Ontem, antes de sairmos do hotel, atenderam ao nosso pedido e trocamos de quarto, ou melhor de vista: agora nosso balcão dá para um pequeno canal por onde passam as gôndolas e do quarto ouvimos seus cantores. É maravilhoso.
Do nosso Campo del Giglio, depois de farejar o ar, decidimos ir para a Fondamenta Nuove, o bairro amado por Joseph Brodsky, o poeta russo. É um lindo passeio. No caminho para São Marcos entramos na Galeria Contini , há uma exposição de Igor Mitoraj, escultor polonês que faz uma releitura das esculturas da antiguidade. Trabalha com mármore branco. Não gostei. Apenas uma me tocou, parecia um caracol gigante,
Para ir a a Fondamenta Nuove há que seguir em direção a Rialto e isso quer dizer multidão. Mas de repente, como num milagre, depois de subir e descer escadas e passar por muitas pontezinhas, antes de chegar a Rialto, viramos à direita e já a rua é vazia, suas lojas são simples e é como se saíssemos de um filme e entrássemos em outro.
Desembocamos no Campielo Bruno Crovato. Há um bar no Campo e todos os que estão sentados são venezianos.
Depois chegamos ao Campo S.Maria Nova. Não é um Campo mas sim uma praça maravilhosa, senhoras e senhores sentados nos bancos , de um lado da rua há um antiquário e do outro uma loja esplêndida de carnaval. Logo ali ao lado há um Campo bem pequeno com seu poço e vejo a data: é de 1.800.
Numa ruazinha que sai da praça vimos uma exposição de fotografias num estúdio de arquitetura. A Mostra faz parte dos eventos paralelos da Bienal que privilegiam a arquitetura, pensam as cidades.
A exposição tem o belo nome de Città Africane in Movimento e são muitos fotógrafos. É belíssima a exposição.
Estamos na Veneza de dentro. Amamos este bairro tão simples, nenhuma suntuosidade, mas o silêncio dos canais.
No Campiello del Pestrin há um restaurante tipicamente veneziano onde vão comer os trabalhadores locais, os gondoleiros : Trattoria Cea.
Quando chegamos estava abarrotado e o movimento era magnifico , uma dança de pratos e jarras de vinho, cestas com pães para lá e para cá. As mesas são coletivas e nos sentamos finalmente, depois de alguma espera, ao lado de três trabalhadores.

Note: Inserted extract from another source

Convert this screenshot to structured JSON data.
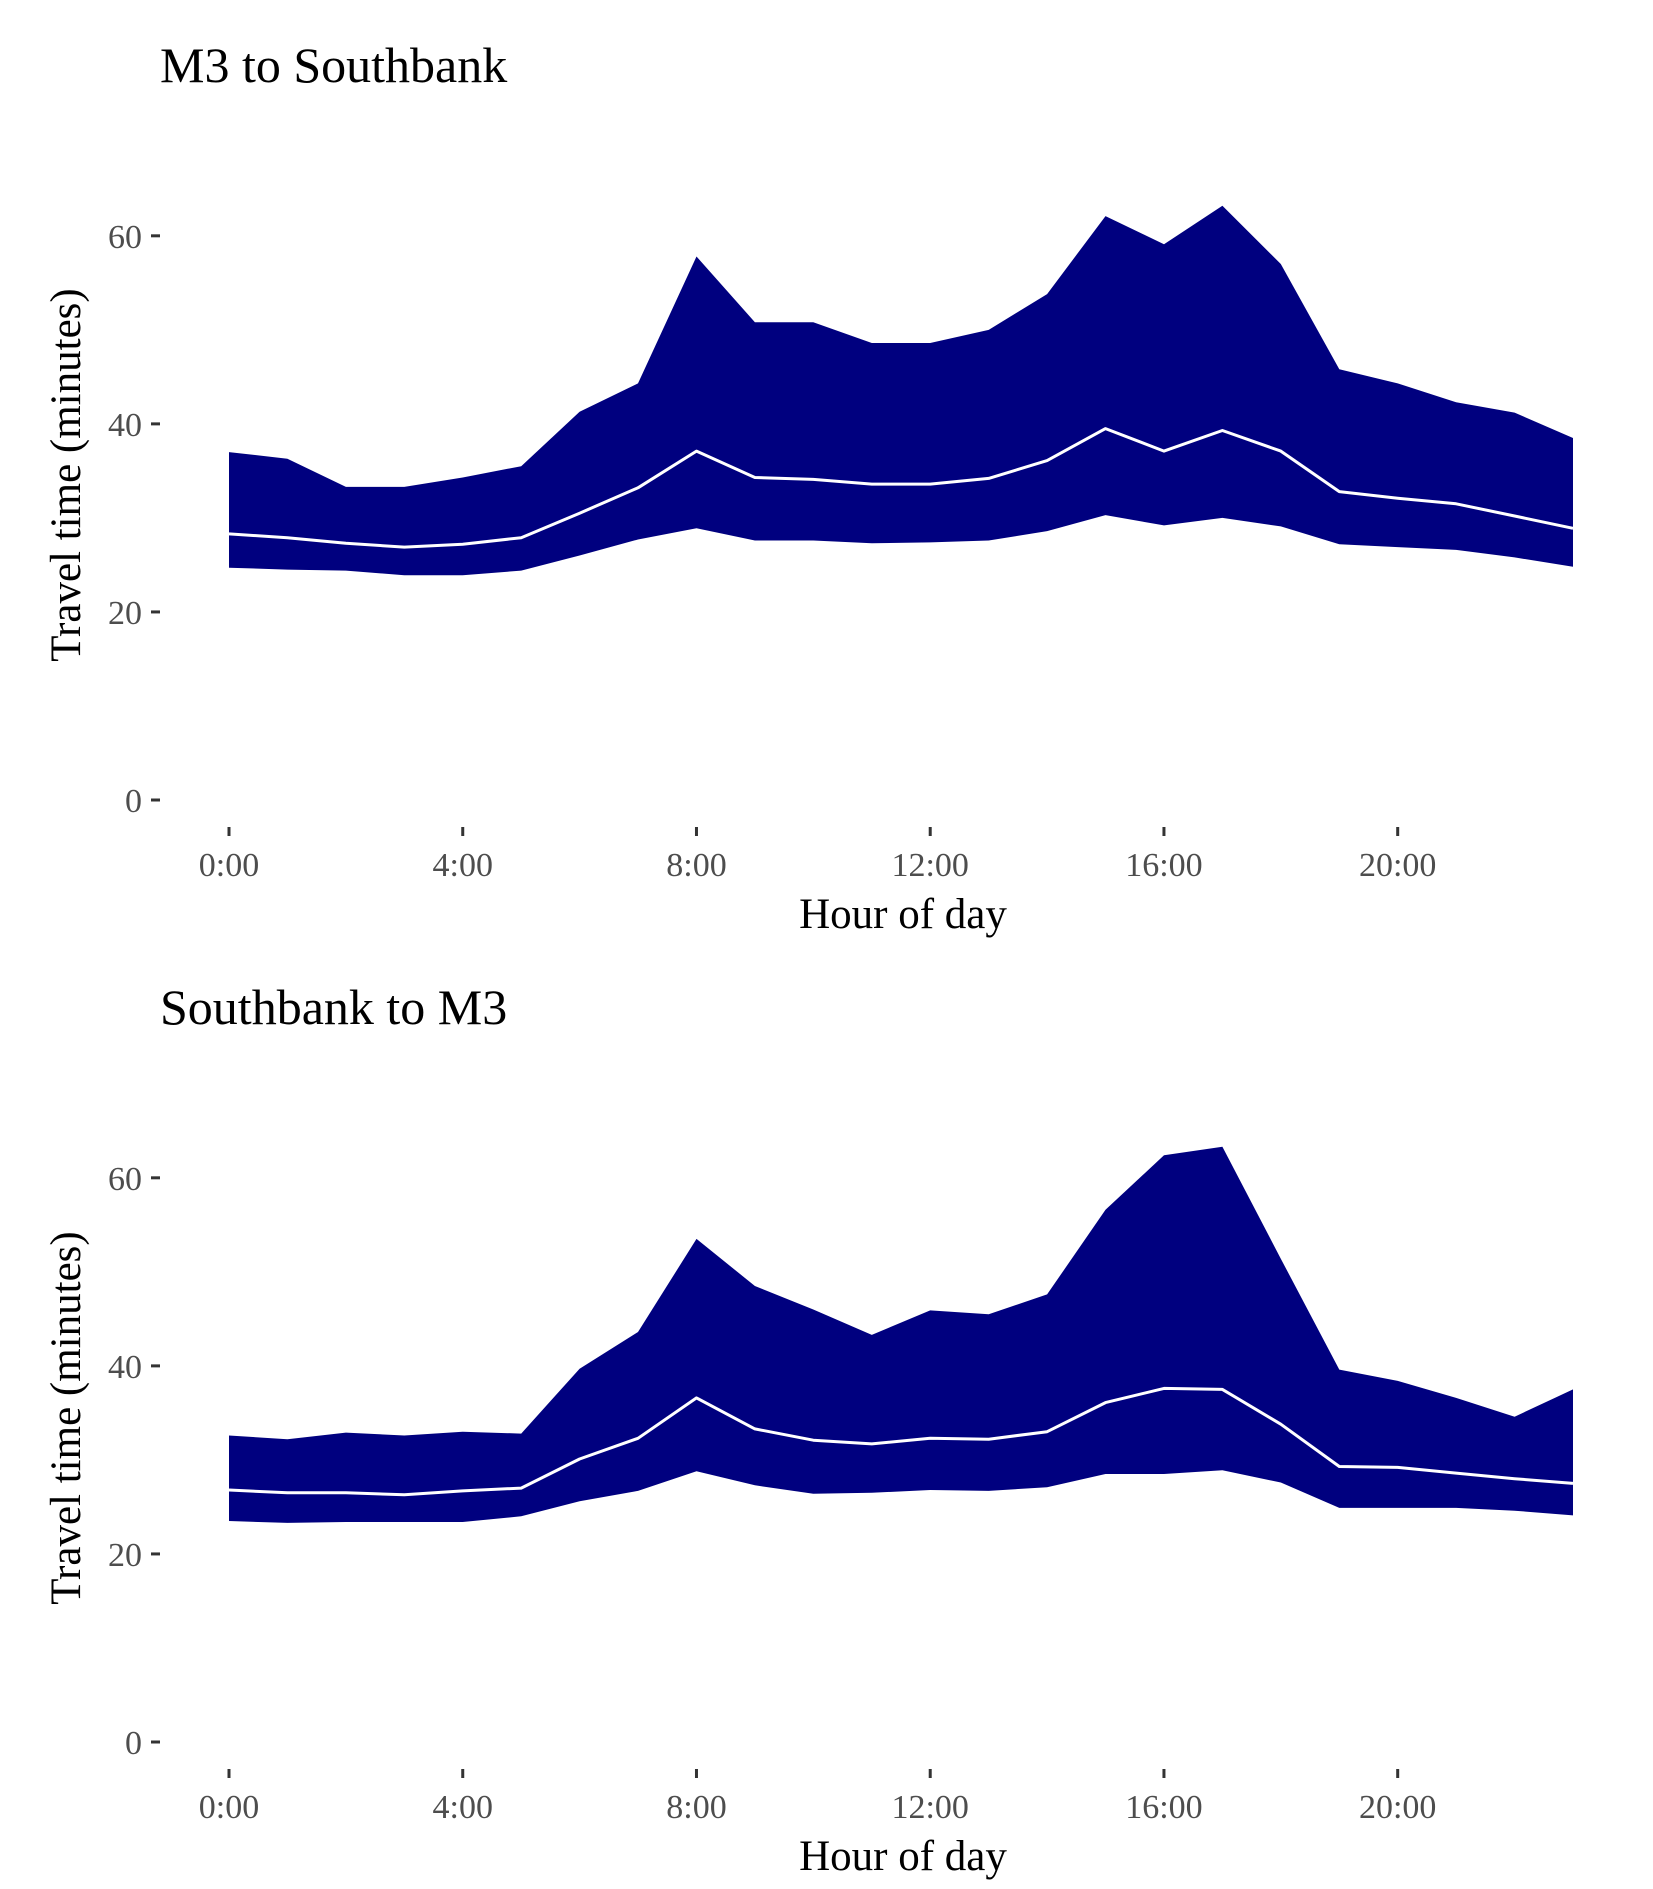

O Menu do Dia, composto por três pratos por 16 euros, era magnífico. Comi uma pasta a la rabiatta, um prato de cogumelos frescos, uma lula em sua tinta com polenta branca, a polenta veneziana. O pão bem camponês, bem tosco, como adoro. Meio litro de vinho da casa.
A senhora que servia era super paciente ,nos explicou cada prato e conhecia todos e beijava todo mundo. Perguntei e ela me respondeu: todos os dias há um menu diferente. Mas a Fondamenta Nuove fica longe, impossível comer lá todos os dias, infelizmente.

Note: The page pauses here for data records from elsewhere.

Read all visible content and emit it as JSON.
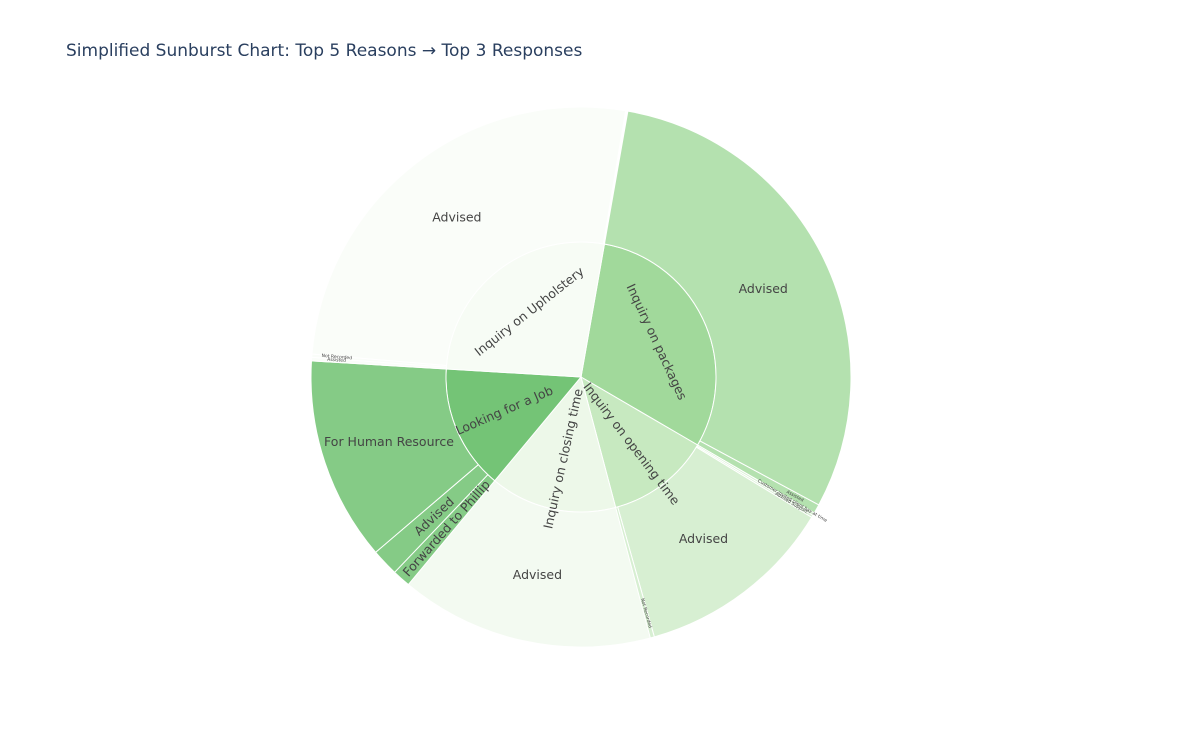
{
  "chart_data": {
    "type": "sunburst",
    "title": "Simplified Sunburst Chart: Top 5 Reasons → Top 3 Responses",
    "colors": {
      "Inquiry on packages": "#a1d99b",
      "Inquiry on Upholstery": "#f7fcf5",
      "Looking for a Job": "#74c476",
      "Inquiry on closing time": "#edf8e9",
      "Inquiry on opening time": "#c7e9c0",
      "border": "#ffffff"
    },
    "reasons": [
      {
        "name": "Inquiry on packages",
        "value": 113,
        "responses": [
          {
            "name": "Advised",
            "value": 111
          },
          {
            "name": "Assisted",
            "value": 2
          }
        ]
      },
      {
        "name": "Inquiry on opening time",
        "value": 46,
        "responses": [
          {
            "name": "Customer invited client bay at time",
            "value": 0.6
          },
          {
            "name": "Advised Support",
            "value": 0.5
          },
          {
            "name": "Advised",
            "value": 44
          },
          {
            "name": "Not Recorded",
            "value": 1
          }
        ]
      },
      {
        "name": "Inquiry on closing time",
        "value": 56,
        "responses": [
          {
            "name": "Advised",
            "value": 56
          }
        ]
      },
      {
        "name": "Looking for a Job",
        "value": 55,
        "responses": [
          {
            "name": "Forwarded to Phillip",
            "value": 4
          },
          {
            "name": "Advised",
            "value": 6
          },
          {
            "name": "For Human Resource",
            "value": 45
          }
        ]
      },
      {
        "name": "Inquiry on Upholstery",
        "value": 99,
        "responses": [
          {
            "name": "Assisted",
            "value": 0.8
          },
          {
            "name": "Not Recorded",
            "value": 0.7
          },
          {
            "name": "Advised",
            "value": 97
          }
        ]
      }
    ]
  }
}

Ao sairmos havia uma loja fechada, parecia uma exposição permanente, e a sua vitrine era de enlouquecer. Ali havia sido , isso eu entendi, uma antiga tipografia, que neste ano completava 500 anos. Era a tipografia de Aldous Manutius e a data: 1515.
Como sei que a Fondamenta Nuove foi destruída e refeita, não sei se nestes quinhentos anos sempre esteve no mesmo lugar..

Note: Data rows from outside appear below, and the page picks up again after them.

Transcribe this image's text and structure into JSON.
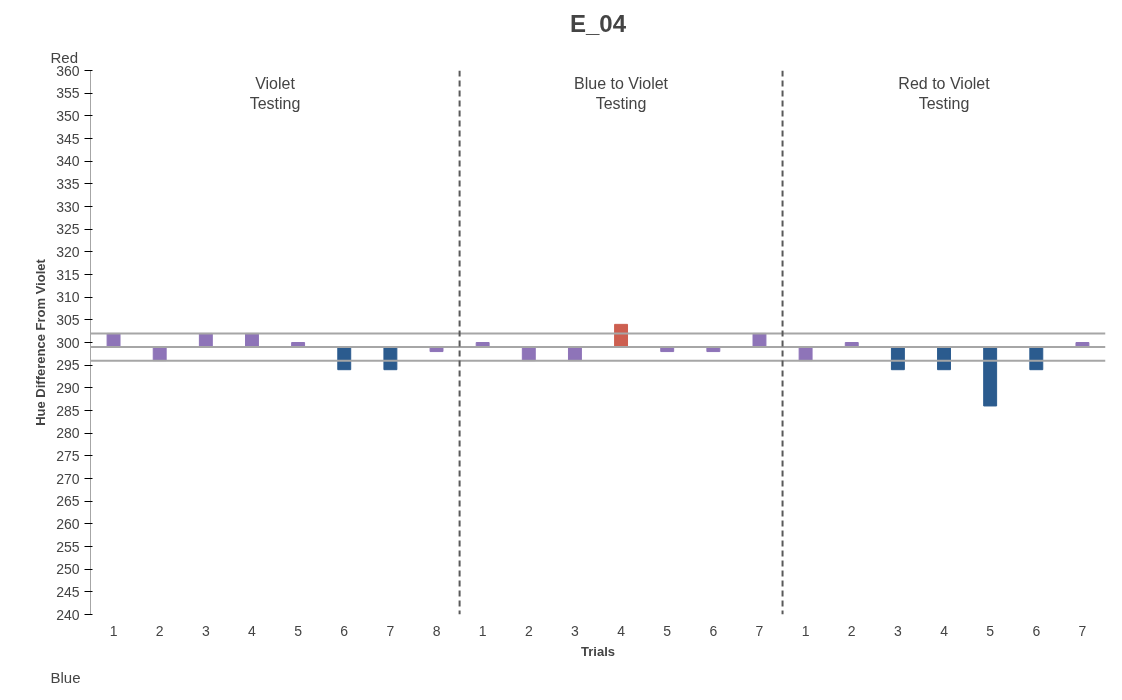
{
  "chart_data": {
    "type": "bar",
    "title": "E_04",
    "xlabel": "Trials",
    "ylabel": "Hue Difference From Violet",
    "annotations": [
      "Red",
      "Blue",
      "Violet Testing",
      "Blue to Violet Testing",
      "Red to Violet Testing"
    ],
    "categories": [
      "1",
      "2",
      "3",
      "4",
      "5",
      "6",
      "7",
      "8",
      "1",
      "2",
      "3",
      "4",
      "5",
      "6",
      "7",
      "1",
      "2",
      "3",
      "4",
      "5",
      "6",
      "7"
    ],
    "base": [
      299,
      299,
      299,
      299,
      299,
      299,
      299,
      299,
      299,
      299,
      299,
      299,
      299,
      299,
      299,
      299,
      299,
      299,
      299,
      299,
      299,
      299
    ],
    "values": [
      3,
      -3,
      3,
      3,
      1,
      -5,
      -5,
      -1,
      1,
      -3,
      -3,
      5,
      -1,
      -1,
      3,
      -3,
      1,
      -5,
      -5,
      -13,
      -5,
      1
    ],
    "colors": [
      "#8e74b8",
      "#8e74b8",
      "#8e74b8",
      "#8e74b8",
      "#8e74b8",
      "#2b5b8e",
      "#2b5b8e",
      "#8e74b8",
      "#8e74b8",
      "#8e74b8",
      "#8e74b8",
      "#cd5f50",
      "#8e74b8",
      "#8e74b8",
      "#8e74b8",
      "#8e74b8",
      "#8e74b8",
      "#2b5b8e",
      "#2b5b8e",
      "#2b5b8e",
      "#2b5b8e",
      "#8e74b8"
    ],
    "ylim": [
      240,
      360
    ],
    "yticks": [
      240,
      245,
      250,
      255,
      260,
      265,
      270,
      275,
      280,
      285,
      290,
      295,
      300,
      305,
      310,
      315,
      320,
      325,
      330,
      335,
      340,
      345,
      350,
      355,
      360
    ],
    "ref_lines": [
      {
        "axis": "y",
        "value": 302,
        "color": "#a6a6a6",
        "line_style": "solid"
      },
      {
        "axis": "y",
        "value": 299,
        "color": "#a6a6a6",
        "line_style": "solid"
      },
      {
        "axis": "y",
        "value": 296,
        "color": "#a6a6a6",
        "line_style": "solid"
      }
    ],
    "grid": false
  }
}
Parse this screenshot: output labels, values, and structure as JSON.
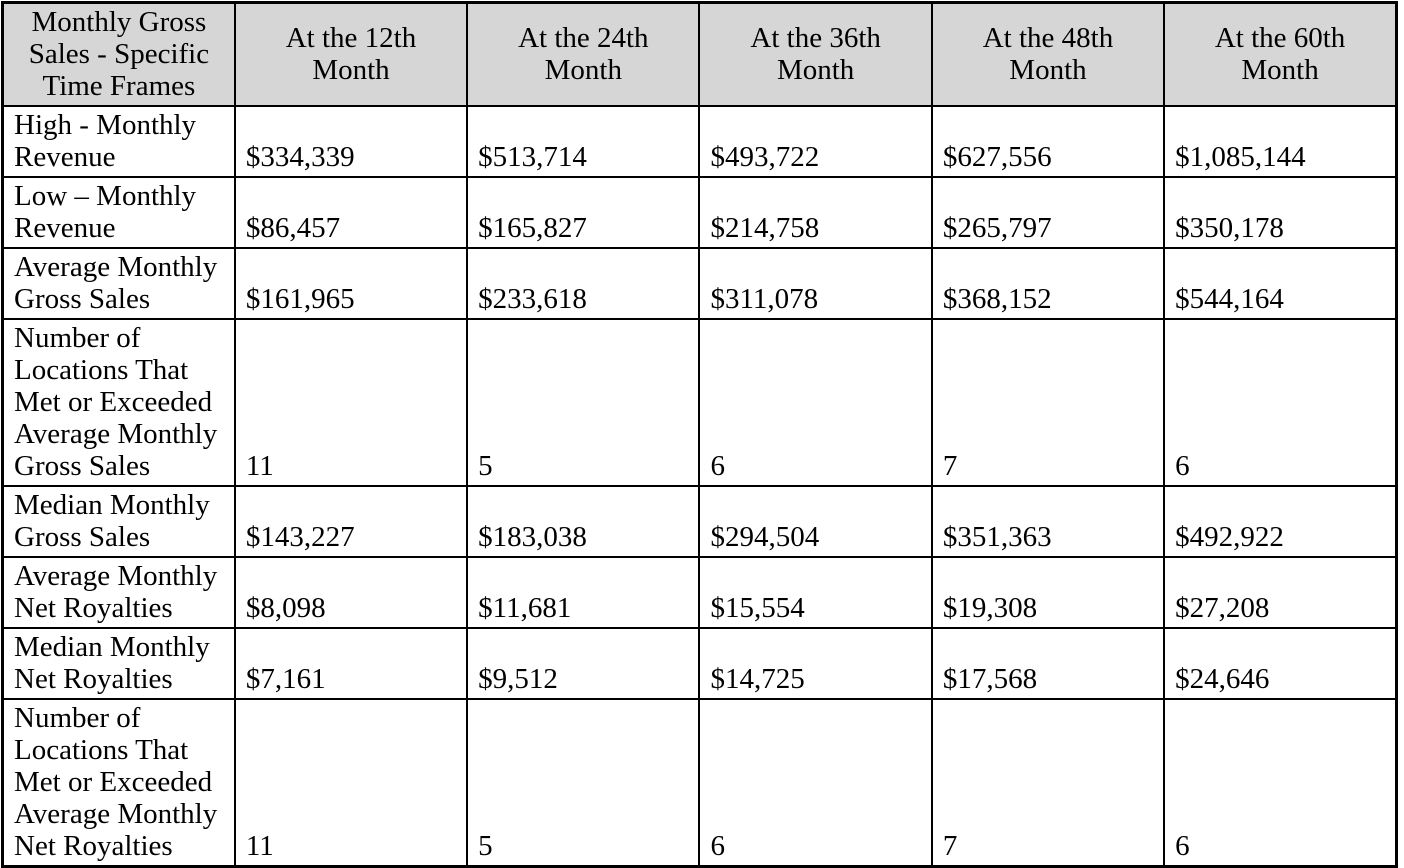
{
  "table": {
    "title": "Monthly Gross Sales - Specific Time Frames",
    "colors": {
      "header_bg": "#d6d6d6",
      "border": "#000000",
      "text": "#000000",
      "page_bg": "#ffffff"
    },
    "header_cells": [
      {
        "lines": [
          "Monthly Gross",
          "Sales - Specific",
          "Time Frames"
        ]
      },
      {
        "lines": [
          "At the 12th",
          "Month"
        ]
      },
      {
        "lines": [
          "At the 24th",
          "Month"
        ]
      },
      {
        "lines": [
          "At the 36th",
          "Month"
        ]
      },
      {
        "lines": [
          "At the 48th",
          "Month"
        ]
      },
      {
        "lines": [
          "At the 60th",
          "Month"
        ]
      }
    ],
    "rows": [
      {
        "size": "normal",
        "label_lines": [
          "High - Monthly",
          "Revenue"
        ],
        "values": [
          "$334,339",
          "$513,714",
          "$493,722",
          "$627,556",
          "$1,085,144"
        ]
      },
      {
        "size": "normal",
        "label_lines": [
          "Low – Monthly",
          "Revenue"
        ],
        "values": [
          "$86,457",
          "$165,827",
          "$214,758",
          "$265,797",
          "$350,178"
        ]
      },
      {
        "size": "normal",
        "label_lines": [
          "Average Monthly",
          "Gross Sales"
        ],
        "values": [
          "$161,965",
          "$233,618",
          "$311,078",
          "$368,152",
          "$544,164"
        ]
      },
      {
        "size": "tall",
        "label_lines": [
          "Number of",
          "Locations That",
          "Met or Exceeded",
          "Average Monthly",
          "Gross Sales"
        ],
        "values": [
          "11",
          "5",
          "6",
          "7",
          "6"
        ]
      },
      {
        "size": "normal",
        "label_lines": [
          "Median Monthly",
          "Gross Sales"
        ],
        "values": [
          "$143,227",
          "$183,038",
          "$294,504",
          "$351,363",
          "$492,922"
        ]
      },
      {
        "size": "normal",
        "label_lines": [
          "Average Monthly",
          "Net Royalties"
        ],
        "values": [
          "$8,098",
          "$11,681",
          "$15,554",
          "$19,308",
          "$27,208"
        ]
      },
      {
        "size": "normal",
        "label_lines": [
          "Median Monthly",
          "Net Royalties"
        ],
        "values": [
          "$7,161",
          "$9,512",
          "$14,725",
          "$17,568",
          "$24,646"
        ]
      },
      {
        "size": "tall",
        "label_lines": [
          "Number of",
          "Locations That",
          "Met or Exceeded",
          "Average Monthly",
          "Net Royalties"
        ],
        "values": [
          "11",
          "5",
          "6",
          "7",
          "6"
        ]
      }
    ]
  }
}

Na vitrine podemos ler e a autoria é de Di Francesco di Ser Bernardone:
" Chi lavora con le mani è un operaio. (Quem trabalha com as mãos é um operário)
" Chi lavora con le mani e il cervello è un artigiano" (Quem trabalha com as mãos e o cérebro é um artesão)
" Chi lavora con le mani, il cervello e il cuore è un artista" (Quem trabalha com as mãos, o cérebro e o coração é um artista)
A arte da tipografia , com todas aquelas peças e engrenagens maravilhosas está em franca decadência.
Somos espectadores de um novo mundo.
E hoje no café da manhã , nos jornais que vejo no balcão em frente , me dizem que a cidade de Palmira, na Siria, caiu nas mãos do grupo islâmico Isis que já deve ter destruído tudo na região que foi o começo do mundo e da civilização .
No N.Y Times, na primeira página está estampada a violência do Rio de Janeiro.
Mas estou em Veneza e por aqui se caminha pelas ruas sem medo nenhum. Não se ouve falar em roubos ou facadas.
Aqui mergulho o corpo e a alma na beleza mais absoluta.